In the most recent Thomson Reuters Institute Insights podcast, available on the Thomson Reuters Institute Insights podcast channel, our team of strategists reveal the trends they’re watching as we enter 2023, and how changes in the overall economy may affect this coming year’s strategic priorities.
Rabihah Butler, Head of Compliance & Government Insights, says that compliance is the name of the game in the risk and fraud space, with the Beneficial Ownership Act, the Enablers Act, crypto-regulation, and ESG compliance all playing their part to make the coming regulatory year a complicated one. And in the event of an economic downturn, there may be questions surrounding who bears the burden of that compliance risk, as well as how government entities and court systems will be able to continue key system reforms that they began during the pandemic.
Natalie Runyon, Head of ESG Insights & an Advisory Services Consultant, believes 2023 may be “a painful year because of multifaceted operational challenges and other headwinds” facing those responsible for ESG within organizations. The Securities and Exchange Commission’s rules on greenhouse gas emissions and the European Union’s new corporate sustainability reporting requirements both will increase work for lawyers and accountants, while certain social aspects of ESG — most significantly, the increased focus on employee well-being as a key performance indicator of organizational well-being — will remain a key priority for boards, especially in a tighter labor market.

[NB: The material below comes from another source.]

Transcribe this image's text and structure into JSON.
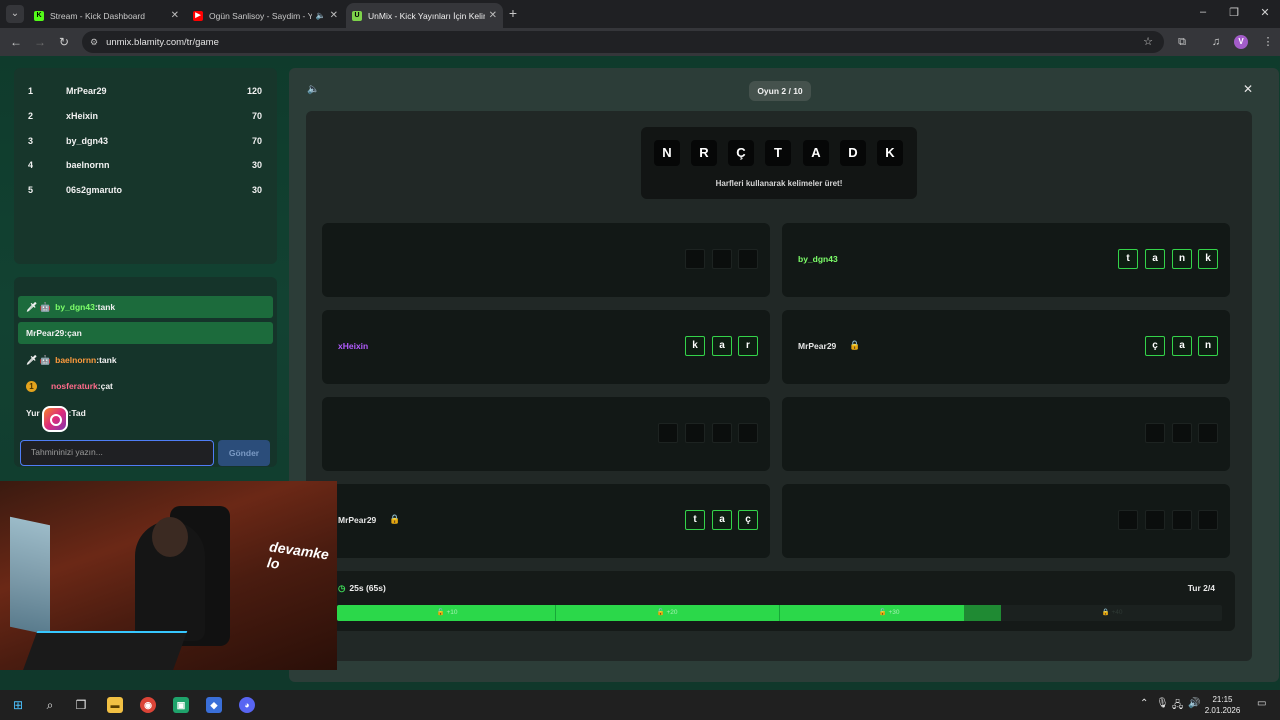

Zach Warren, Head of Technology and Innovation Insights, views the tech and innovation landscape as one where next-generation technologies such as artificial intelligence, blockchain, and even ChatGPT may be taking a back seat to tried-and-true standards like business development and security and data protection. Thomson Reuters research has shown that while technology investment has continued thus far in the legal and tax industries alike, a recession may mean scaling back some research and development initiatives.

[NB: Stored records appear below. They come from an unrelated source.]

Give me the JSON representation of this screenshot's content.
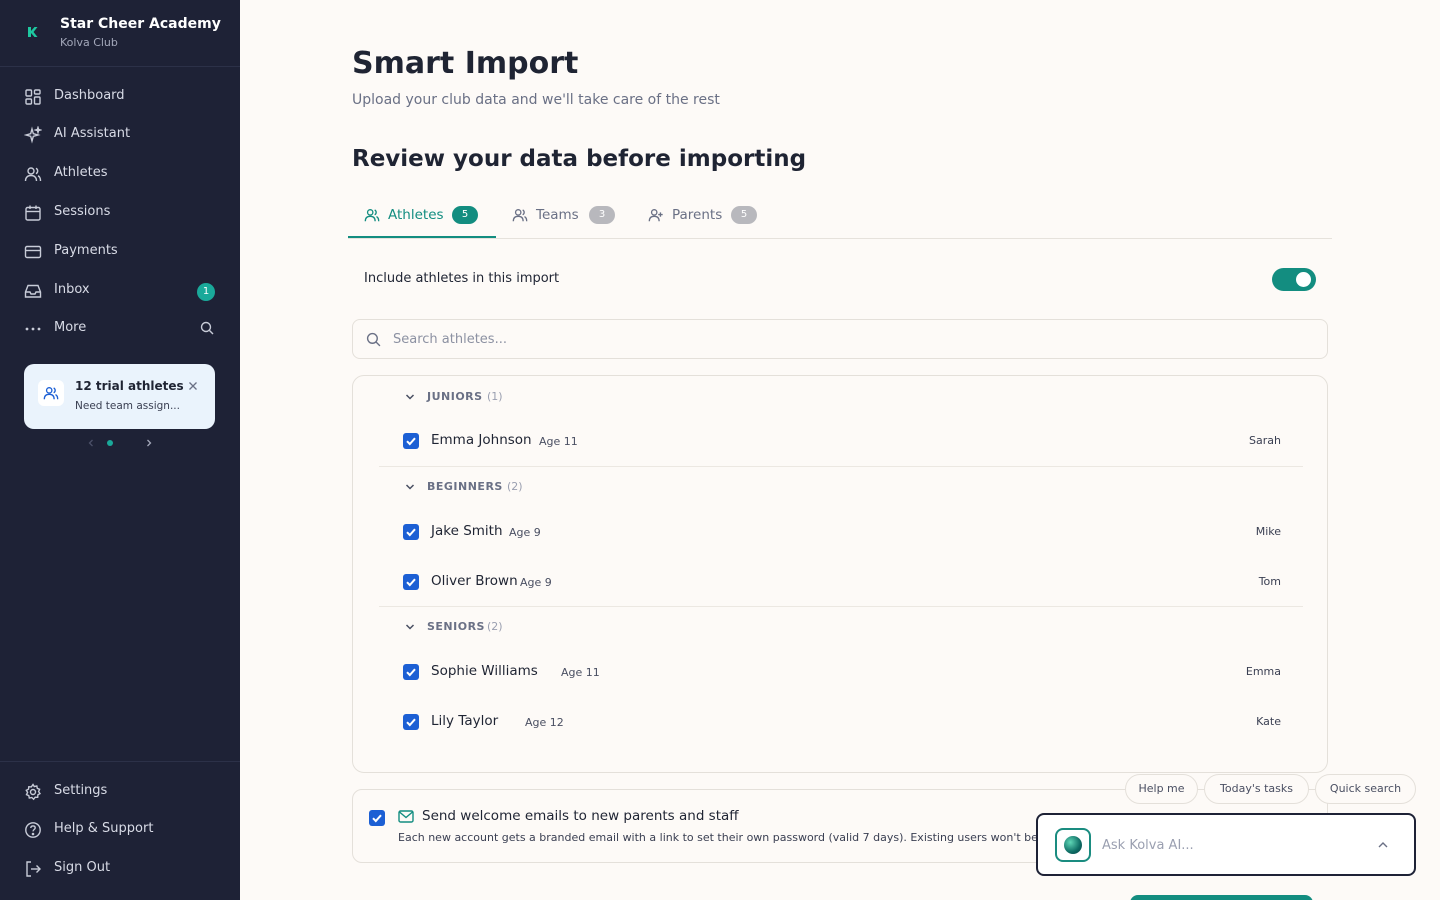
{
  "brand": {
    "name": "Star Cheer Academy",
    "subtitle": "Kolva Club"
  },
  "sidebar": {
    "items": [
      {
        "label": "Dashboard",
        "icon": "dashboard-grid-icon"
      },
      {
        "label": "AI Assistant",
        "icon": "sparkles-icon"
      },
      {
        "label": "Athletes",
        "icon": "users-icon"
      },
      {
        "label": "Sessions",
        "icon": "calendar-icon"
      },
      {
        "label": "Payments",
        "icon": "credit-card-icon"
      },
      {
        "label": "Inbox",
        "icon": "inbox-icon",
        "badge": "1"
      },
      {
        "label": "More",
        "icon": "more-dots-icon"
      }
    ],
    "bottom_items": [
      {
        "label": "Settings",
        "icon": "gear-icon"
      },
      {
        "label": "Help & Support",
        "icon": "help-circle-icon"
      },
      {
        "label": "Sign Out",
        "icon": "sign-out-icon"
      }
    ],
    "trial_card": {
      "title": "12 trial athletes",
      "subtitle": "Need team assign..."
    }
  },
  "page": {
    "title": "Smart Import",
    "subtitle": "Upload your club data and we'll take care of the rest",
    "section_title": "Review your data before importing"
  },
  "tabs": [
    {
      "label": "Athletes",
      "count": "5",
      "active": true
    },
    {
      "label": "Teams",
      "count": "3",
      "active": false
    },
    {
      "label": "Parents",
      "count": "5",
      "active": false
    }
  ],
  "include_label": "Include athletes in this import",
  "include_enabled": true,
  "search": {
    "placeholder": "Search athletes..."
  },
  "groups": [
    {
      "name": "JUNIORS",
      "count": "(1)",
      "athletes": [
        {
          "name": "Emma Johnson",
          "age": "Age 11",
          "coach": "Sarah",
          "checked": true
        }
      ]
    },
    {
      "name": "BEGINNERS",
      "count": "(2)",
      "athletes": [
        {
          "name": "Jake Smith",
          "age": "Age 9",
          "coach": "Mike",
          "checked": true
        },
        {
          "name": "Oliver Brown",
          "age": "Age 9",
          "coach": "Tom",
          "checked": true
        }
      ]
    },
    {
      "name": "SENIORS",
      "count": "(2)",
      "athletes": [
        {
          "name": "Sophie Williams",
          "age": "Age 11",
          "coach": "Emma",
          "checked": true
        },
        {
          "name": "Lily Taylor",
          "age": "Age 12",
          "coach": "Kate",
          "checked": true
        }
      ]
    }
  ],
  "welcome": {
    "title": "Send welcome emails to new parents and staff",
    "description": "Each new account gets a branded email with a link to set their own password (valid 7 days). Existing users won't be e",
    "checked": true
  },
  "quick_chips": [
    "Help me",
    "Today's tasks",
    "Quick search"
  ],
  "ai": {
    "placeholder": "Ask Kolva AI..."
  },
  "colors": {
    "sidebar": "#1e2236",
    "accent": "#138d80",
    "checkbox": "#1c5fd4",
    "badge": "#1aa99a"
  }
}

Bill Josten, Head of Legal Marketplace Innovation Insights, notes that what is top of mind for corporate law department leaders and law firms alike isn’t changing: the volume of matters they’re seeing is increasing. However, flat budgets and a potential down economy may have changed the calculus of how those matters will be tackled. Tighter budgets are forcing corporate law departments to tier their outside work, which could mean a potential rise in utilization of alternative legal services providers. Law firms, meanwhile, also are eyeing what inflation might mean for their realization rates and how to hold onto demand in the face of those tightening corporate purse strings.
Finally, Nadya Britton, Head of Tax and Accounting Insights, explains that small and midsize tax & accounting firms are looking to continue their advisory services expansion, particularly with continued industry automation and a de-emphasis on simple compliance work, while large tax firms are focusing on specialization in specific industry areas. Corporate tax departments, meanwhile, are “all about data, data, data,” Britton says, particularly with trying to better integrate the tax function into their organizations’ wider business initiatives. Even though any economic downtown may not impact tax as strongly as other industries, there are still implications around the industry’s growth plans to be considered.
As our team of strategists describe it in the podcast, 2023 is set to be a complicated year, but research has shown that there can be reason for optimism among all areas of professional services. Even with economic uncertainty looming on the horizon, the next year can prove fruitful with a little strategic planning and care.